On Monday, 17 February 2014 at 05:51:09 UTC, Nick Sabalausky
wrote:
On 2/16/2014 10:59 PM, logicchains wrote:
On Sunday, 16 February 2014 at 20:29:04 UTC, Walter Bright
wrote:
It's not exactly true. What has happened is I spent a LOT of
time
trying to make my C/C++ compiler fast. That experience has
enabled me
to design D so it is fundamentally fast to compile, and
enabled me to
pick an internal design for the compiler that I know will be
fast.
Isn't this kind of the point? The Go devs don't have the
somewhat unique
experience of having written a C++ compiler from scratch to
guide them
in implementing generics in Go,
The Go devs have some pretty strong backgrounds themselves.
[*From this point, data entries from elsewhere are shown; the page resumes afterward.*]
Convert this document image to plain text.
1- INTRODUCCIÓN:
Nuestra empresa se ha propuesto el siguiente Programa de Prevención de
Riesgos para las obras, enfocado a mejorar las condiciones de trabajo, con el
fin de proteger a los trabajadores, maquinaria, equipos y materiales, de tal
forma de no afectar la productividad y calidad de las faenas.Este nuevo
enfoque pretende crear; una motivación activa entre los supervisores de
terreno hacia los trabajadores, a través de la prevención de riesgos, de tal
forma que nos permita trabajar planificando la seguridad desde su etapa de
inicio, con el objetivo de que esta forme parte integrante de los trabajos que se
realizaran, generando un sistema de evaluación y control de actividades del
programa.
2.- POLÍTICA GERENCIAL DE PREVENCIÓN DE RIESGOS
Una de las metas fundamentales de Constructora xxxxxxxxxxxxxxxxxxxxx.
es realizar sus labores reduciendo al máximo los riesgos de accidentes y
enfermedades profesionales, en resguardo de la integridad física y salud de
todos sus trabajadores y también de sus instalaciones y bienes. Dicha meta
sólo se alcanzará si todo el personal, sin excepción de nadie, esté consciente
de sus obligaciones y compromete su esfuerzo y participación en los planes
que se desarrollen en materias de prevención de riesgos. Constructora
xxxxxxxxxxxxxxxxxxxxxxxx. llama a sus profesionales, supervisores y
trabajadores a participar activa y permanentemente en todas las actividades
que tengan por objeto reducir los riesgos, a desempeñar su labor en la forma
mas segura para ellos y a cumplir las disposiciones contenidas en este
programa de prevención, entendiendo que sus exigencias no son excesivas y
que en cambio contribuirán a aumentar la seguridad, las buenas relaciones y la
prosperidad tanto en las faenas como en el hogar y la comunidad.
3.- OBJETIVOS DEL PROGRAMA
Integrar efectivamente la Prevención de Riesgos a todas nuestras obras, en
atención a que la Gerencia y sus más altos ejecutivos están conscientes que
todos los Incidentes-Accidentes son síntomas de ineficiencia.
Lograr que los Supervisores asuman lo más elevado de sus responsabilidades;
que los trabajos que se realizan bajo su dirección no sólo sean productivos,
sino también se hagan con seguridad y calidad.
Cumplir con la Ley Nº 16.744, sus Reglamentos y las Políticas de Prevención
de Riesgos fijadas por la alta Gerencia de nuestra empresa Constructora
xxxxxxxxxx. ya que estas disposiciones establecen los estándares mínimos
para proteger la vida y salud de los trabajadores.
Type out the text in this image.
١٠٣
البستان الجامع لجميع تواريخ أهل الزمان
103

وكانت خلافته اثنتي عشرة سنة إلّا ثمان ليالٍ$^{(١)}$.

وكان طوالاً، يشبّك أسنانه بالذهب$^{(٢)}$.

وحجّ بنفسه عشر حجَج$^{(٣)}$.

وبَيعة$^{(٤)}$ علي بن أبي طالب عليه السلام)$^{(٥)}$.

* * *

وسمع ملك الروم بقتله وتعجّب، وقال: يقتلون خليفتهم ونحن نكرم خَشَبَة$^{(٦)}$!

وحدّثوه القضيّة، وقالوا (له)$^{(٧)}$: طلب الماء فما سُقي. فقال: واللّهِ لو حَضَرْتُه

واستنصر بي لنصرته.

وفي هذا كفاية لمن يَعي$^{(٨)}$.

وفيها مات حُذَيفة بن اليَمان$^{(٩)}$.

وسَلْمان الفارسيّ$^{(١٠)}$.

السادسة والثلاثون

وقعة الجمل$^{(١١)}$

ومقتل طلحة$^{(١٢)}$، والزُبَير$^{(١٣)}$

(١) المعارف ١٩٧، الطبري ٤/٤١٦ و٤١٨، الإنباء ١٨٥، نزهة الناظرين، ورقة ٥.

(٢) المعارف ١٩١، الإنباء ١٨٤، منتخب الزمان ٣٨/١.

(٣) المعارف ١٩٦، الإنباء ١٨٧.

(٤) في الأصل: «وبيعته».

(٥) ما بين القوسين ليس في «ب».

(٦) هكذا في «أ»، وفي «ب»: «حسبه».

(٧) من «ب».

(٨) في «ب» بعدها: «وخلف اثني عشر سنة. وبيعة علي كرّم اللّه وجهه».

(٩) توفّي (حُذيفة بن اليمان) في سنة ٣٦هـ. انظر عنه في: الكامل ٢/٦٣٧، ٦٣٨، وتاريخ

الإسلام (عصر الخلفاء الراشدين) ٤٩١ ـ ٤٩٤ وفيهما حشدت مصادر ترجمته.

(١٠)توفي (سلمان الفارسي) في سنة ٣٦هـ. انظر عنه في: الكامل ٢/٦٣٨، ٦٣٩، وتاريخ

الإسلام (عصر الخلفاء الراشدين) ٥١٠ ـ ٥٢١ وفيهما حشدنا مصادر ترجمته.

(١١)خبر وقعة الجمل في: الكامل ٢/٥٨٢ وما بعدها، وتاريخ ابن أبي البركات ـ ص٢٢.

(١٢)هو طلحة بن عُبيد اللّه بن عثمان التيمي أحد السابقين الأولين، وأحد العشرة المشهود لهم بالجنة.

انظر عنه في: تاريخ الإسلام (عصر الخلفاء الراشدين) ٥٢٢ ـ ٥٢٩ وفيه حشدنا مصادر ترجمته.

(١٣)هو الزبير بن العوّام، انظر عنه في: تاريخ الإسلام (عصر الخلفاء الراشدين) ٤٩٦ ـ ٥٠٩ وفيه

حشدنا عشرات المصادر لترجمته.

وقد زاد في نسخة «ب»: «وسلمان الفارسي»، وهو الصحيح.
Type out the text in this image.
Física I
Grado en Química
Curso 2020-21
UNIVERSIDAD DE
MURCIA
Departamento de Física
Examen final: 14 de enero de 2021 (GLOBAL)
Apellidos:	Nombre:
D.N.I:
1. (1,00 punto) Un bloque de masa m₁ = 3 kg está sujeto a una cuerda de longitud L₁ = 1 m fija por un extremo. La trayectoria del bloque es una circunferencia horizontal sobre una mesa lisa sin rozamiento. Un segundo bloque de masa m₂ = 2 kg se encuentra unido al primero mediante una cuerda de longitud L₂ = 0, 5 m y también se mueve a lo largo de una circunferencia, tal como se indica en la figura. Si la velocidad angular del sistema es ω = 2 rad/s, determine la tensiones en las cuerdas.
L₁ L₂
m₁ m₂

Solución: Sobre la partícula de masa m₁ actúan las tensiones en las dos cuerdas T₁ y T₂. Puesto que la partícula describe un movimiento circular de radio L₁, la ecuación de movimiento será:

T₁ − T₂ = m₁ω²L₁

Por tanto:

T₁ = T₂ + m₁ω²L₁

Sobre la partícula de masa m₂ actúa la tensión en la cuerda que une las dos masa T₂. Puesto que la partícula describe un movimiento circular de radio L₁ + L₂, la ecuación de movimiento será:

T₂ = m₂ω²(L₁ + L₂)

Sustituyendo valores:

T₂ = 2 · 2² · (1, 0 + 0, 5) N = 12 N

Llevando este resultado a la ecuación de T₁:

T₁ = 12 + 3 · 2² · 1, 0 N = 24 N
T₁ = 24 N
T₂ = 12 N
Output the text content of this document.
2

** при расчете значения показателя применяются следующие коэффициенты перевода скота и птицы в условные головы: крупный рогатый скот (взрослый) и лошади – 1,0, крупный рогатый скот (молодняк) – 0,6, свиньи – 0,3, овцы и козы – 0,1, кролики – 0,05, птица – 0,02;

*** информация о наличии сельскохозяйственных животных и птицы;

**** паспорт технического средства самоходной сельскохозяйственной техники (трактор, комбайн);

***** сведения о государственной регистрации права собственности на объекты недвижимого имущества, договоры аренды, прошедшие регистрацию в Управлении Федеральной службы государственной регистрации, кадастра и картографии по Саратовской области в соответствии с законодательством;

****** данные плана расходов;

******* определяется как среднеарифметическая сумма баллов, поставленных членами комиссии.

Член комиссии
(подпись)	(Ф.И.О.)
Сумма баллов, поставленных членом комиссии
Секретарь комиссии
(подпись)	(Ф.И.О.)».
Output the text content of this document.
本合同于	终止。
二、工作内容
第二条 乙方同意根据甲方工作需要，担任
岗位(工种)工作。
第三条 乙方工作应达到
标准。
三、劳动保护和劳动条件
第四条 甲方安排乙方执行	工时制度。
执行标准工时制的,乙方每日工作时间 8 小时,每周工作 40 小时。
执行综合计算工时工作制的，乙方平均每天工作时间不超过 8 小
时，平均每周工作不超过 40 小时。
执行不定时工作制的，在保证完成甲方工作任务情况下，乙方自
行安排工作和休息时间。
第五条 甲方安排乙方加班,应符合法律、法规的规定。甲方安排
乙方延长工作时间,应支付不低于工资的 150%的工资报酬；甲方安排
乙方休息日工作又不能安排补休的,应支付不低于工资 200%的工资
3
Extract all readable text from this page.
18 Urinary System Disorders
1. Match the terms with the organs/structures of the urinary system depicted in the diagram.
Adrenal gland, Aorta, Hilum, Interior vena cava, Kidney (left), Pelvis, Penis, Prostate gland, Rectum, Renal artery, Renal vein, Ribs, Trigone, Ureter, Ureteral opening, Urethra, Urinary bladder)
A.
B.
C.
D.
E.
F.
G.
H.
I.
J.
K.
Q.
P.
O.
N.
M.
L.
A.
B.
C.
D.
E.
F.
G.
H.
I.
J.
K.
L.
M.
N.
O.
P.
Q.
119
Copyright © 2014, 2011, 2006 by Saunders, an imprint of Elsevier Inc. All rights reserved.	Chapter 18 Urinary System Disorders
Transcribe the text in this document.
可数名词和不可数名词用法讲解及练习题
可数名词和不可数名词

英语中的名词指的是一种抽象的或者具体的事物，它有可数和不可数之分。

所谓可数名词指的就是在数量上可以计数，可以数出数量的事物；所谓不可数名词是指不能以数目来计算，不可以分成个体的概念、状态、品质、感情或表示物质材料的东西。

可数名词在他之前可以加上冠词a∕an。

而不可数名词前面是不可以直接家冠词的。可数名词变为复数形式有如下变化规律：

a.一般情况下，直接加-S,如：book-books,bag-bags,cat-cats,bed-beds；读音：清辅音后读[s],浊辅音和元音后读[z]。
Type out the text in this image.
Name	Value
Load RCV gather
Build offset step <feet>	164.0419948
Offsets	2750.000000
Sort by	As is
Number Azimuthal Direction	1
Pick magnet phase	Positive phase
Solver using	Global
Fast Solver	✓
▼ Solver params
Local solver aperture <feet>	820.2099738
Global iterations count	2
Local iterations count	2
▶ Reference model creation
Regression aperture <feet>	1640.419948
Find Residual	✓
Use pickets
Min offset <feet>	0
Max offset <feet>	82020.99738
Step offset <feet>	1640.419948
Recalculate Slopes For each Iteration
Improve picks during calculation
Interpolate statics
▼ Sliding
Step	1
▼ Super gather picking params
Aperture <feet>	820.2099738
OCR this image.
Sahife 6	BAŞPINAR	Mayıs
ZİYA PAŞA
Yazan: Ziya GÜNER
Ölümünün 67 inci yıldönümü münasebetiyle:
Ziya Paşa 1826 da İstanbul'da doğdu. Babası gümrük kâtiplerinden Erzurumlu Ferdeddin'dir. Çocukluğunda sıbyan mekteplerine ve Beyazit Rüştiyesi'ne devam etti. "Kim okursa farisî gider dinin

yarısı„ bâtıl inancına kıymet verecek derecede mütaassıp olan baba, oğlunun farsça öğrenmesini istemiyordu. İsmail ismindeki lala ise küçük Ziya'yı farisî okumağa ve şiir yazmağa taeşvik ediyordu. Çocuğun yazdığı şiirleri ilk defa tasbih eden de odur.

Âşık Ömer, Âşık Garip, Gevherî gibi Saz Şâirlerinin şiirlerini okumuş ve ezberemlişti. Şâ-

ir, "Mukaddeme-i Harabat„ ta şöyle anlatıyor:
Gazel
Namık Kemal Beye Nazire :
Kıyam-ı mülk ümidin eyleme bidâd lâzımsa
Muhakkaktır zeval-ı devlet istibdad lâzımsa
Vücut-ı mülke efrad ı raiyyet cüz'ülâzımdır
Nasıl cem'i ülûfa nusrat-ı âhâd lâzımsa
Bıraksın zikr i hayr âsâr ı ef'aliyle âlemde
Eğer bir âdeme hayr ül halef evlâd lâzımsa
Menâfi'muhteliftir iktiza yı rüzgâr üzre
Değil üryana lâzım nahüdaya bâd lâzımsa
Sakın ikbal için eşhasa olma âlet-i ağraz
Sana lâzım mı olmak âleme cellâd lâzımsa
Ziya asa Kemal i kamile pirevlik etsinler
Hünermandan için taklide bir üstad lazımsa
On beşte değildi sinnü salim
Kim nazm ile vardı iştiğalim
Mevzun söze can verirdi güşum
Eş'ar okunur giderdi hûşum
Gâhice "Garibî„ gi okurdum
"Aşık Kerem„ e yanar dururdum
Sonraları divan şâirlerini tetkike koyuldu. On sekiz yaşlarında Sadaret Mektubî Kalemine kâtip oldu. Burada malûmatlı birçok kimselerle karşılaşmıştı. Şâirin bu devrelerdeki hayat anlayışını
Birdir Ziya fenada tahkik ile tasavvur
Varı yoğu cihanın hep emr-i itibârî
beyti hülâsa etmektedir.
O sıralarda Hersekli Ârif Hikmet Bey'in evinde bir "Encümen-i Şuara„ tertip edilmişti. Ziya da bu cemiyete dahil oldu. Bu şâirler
I
think it's reasonable to figure they can handle the task just
fine.
I partly agree.
If you follow the discussions, they seem to focus mainly in Java,
C++, while ignoring D, Ada, Eiffel, Modula-3, OCaml, Haskell,
.NET and a few others.
Besides, I suspect the #1 optimization in making a
fast-to-compile language is just simply "Don't make C++".
Well, supporting modules would already help. With luck C++ will
get them around 2020. I think it won't matter by then.